Pasta is a simple dish that, when done right, can transcend the heights of cuisine. Fulio’s Rigatoni Mutard e Salsiccia is one such dish. It is a favorite of many of Fulio’s customers. When a friend was craving a creamy, spicy pasta, this fulfilled his expectations and beyond. Rigatoni, large tube-shaped pasta, is the perfect vessel for capturing chunks of spicy sausage and a spicy mustard cream. Another outstanding pasta dish is Ravioli di Zucca – a butternut squash and Gorgonzola cheese ravioli bathed in a creamy curry sauce.
Fulio’s Fettuccini Alfredo, made with a creamy béchamel sauce, is offered as an entrée and a side dish. It comes with different toppings, including mushrooms and smoked salmon. While my side dish of Alfredo was creamy and the noodles were perfectly cooked, al dente, the sauce was overwhelmed by the sweet flavor of nutmeg.
Most recently, the fish of the day – swordfish – was a disappointment. Relying on our waiter’s advice (who told us that a fellow patron in the restaurant thought it was so good, she had returned for her third night), we bit the hook. Unfortunately, the pale, unadorned fish looked forlorn on the plate, without even a slice of lemon, fresh herbs or sauce to garnish it. The fish tasted fresh, but it was dry and tasted only of olive oil. The small portion of smashed garlic potatoes on the side and three spears of undercooked asparagus did little to enhance the experience. On another visit, grilled ahi tuna wasn’t much better. And I didn’t understand the guacamole-like avocado and sundried tomato salsa that came with it.

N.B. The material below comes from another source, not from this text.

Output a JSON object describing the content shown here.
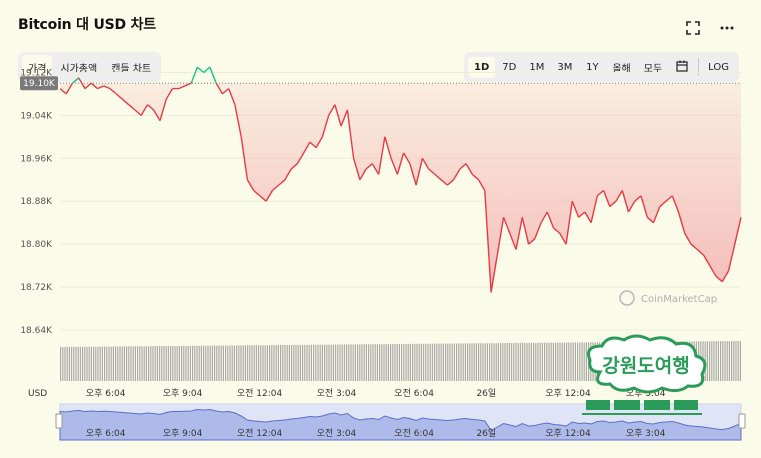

I love rib-eye steak and, when I order one, I expect a big, thick, juicy, bone-in well-marbled steak. So, when I ordered Fulio’s rib-eye steak, Bistecca d’ Abruzzo, I was expecting just that. What I got was a disappointing, refined version of a rib-eye. The charcoal flavor was delicious, the grill marks were perfect and the meat was perfectly cooked, but the skinny 1-inch boneless steak had an odd, figure-eight shape and it lacked the wonderful crisp fat that I love in a rib-eye. Perhaps this is a leaner, healthier version of steak?
I wish that Fulio’s would warm their serving plates. Halfway through the meal, the food turns cold. The house bread would reach new levels if it was served warm.
Moving on to dessert: Fulio’s features about five housemade selections, including a flourless chocolate torte and a crustless lemon cheese cake. If you are a member of the tiramisu fan club, you will want to try Fulio’s version. Fulio’s does it right. Traditionally, tiramisu is layered with ladyfingers soaked in coffee, liquors, Marsala and other goodies, whipped mascarpone cheese, custard and shaved chocolate. I’m not sure exactly how Fulio’s does it, but this, combined with a cup of deep, rich freshly brewed coffee, was a delicious ending.
Watch for Peter Roscoe’s Italian Deli, adjacent to Fulio’s, which is opening soon.